The great German cathedral had two towers that should have been twins, but irrational time had delayed one, causing a fluctuation of ideas to warp its mirrored principle. Some shards of fashion and theology had dented its skeletal helix, making the thin needle twist out of symmetry with its sister. A slim, silver bridge joined the towers near their apex and highlighted the subtle difference between them: one tower had the clock, the other the bell. Each month, a trumpeter would celebrate the moon from the dizzying heights of the slender walkway. The pang luna ceremony, one of many that were the responsibility of Dean Casius Tulp, had been imported along with the stones, the design and the meaning of the great church.
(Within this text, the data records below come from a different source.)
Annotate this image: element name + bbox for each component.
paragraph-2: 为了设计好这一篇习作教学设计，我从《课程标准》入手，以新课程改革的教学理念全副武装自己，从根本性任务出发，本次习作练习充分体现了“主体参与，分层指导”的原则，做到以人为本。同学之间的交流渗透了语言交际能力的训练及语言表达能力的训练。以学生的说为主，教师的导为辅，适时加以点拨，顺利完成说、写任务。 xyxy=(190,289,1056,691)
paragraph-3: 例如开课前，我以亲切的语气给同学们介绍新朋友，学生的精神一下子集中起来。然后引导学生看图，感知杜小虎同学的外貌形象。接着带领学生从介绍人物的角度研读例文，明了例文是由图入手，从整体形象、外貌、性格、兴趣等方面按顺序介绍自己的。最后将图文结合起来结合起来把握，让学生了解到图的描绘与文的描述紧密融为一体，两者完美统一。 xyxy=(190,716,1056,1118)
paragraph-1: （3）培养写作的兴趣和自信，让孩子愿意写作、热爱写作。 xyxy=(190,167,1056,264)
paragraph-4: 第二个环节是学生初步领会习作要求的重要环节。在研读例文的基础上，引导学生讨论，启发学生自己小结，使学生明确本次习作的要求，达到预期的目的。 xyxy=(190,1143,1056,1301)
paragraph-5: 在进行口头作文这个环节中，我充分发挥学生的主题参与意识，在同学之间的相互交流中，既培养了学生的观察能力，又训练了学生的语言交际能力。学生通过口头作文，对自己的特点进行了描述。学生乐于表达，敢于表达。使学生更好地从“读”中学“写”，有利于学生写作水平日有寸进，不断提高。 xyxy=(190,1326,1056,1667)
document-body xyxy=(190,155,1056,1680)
(Many of the natives of the area also believed that the freak changes in the weather had been smuggled in with the invaders. It was certainly true that a new cold infested the nights in the winter season. Frost had been seen for the first time after the spires had been made, and different kinds of clouds now lurked above their spikes and tried to swallow the moon. But nothing ever changed in the Vorrh; it seethed in heat and ignored any rumour of ice.)
The dean stood in the whistling, circular room with the pallid musician and one of the younger wardens. They were all panting. After climbing the forever spiralling stairs, pointed clouds of silvered air wheezed from them into the cold chamber, two hundred feet above ground. They were like so many arctic fire-eaters: none had the energy to talk, which made their steamy speech plumes all the more vacant. They were giddy, faintly nauseous and desperately trying not to think about the space below. The inexperienced warden had already opened the arched door onto the frost-covered walkway, which trembled and sang with the wind. The musician was becoming the same colour as the platform from which he would perform tomorrow.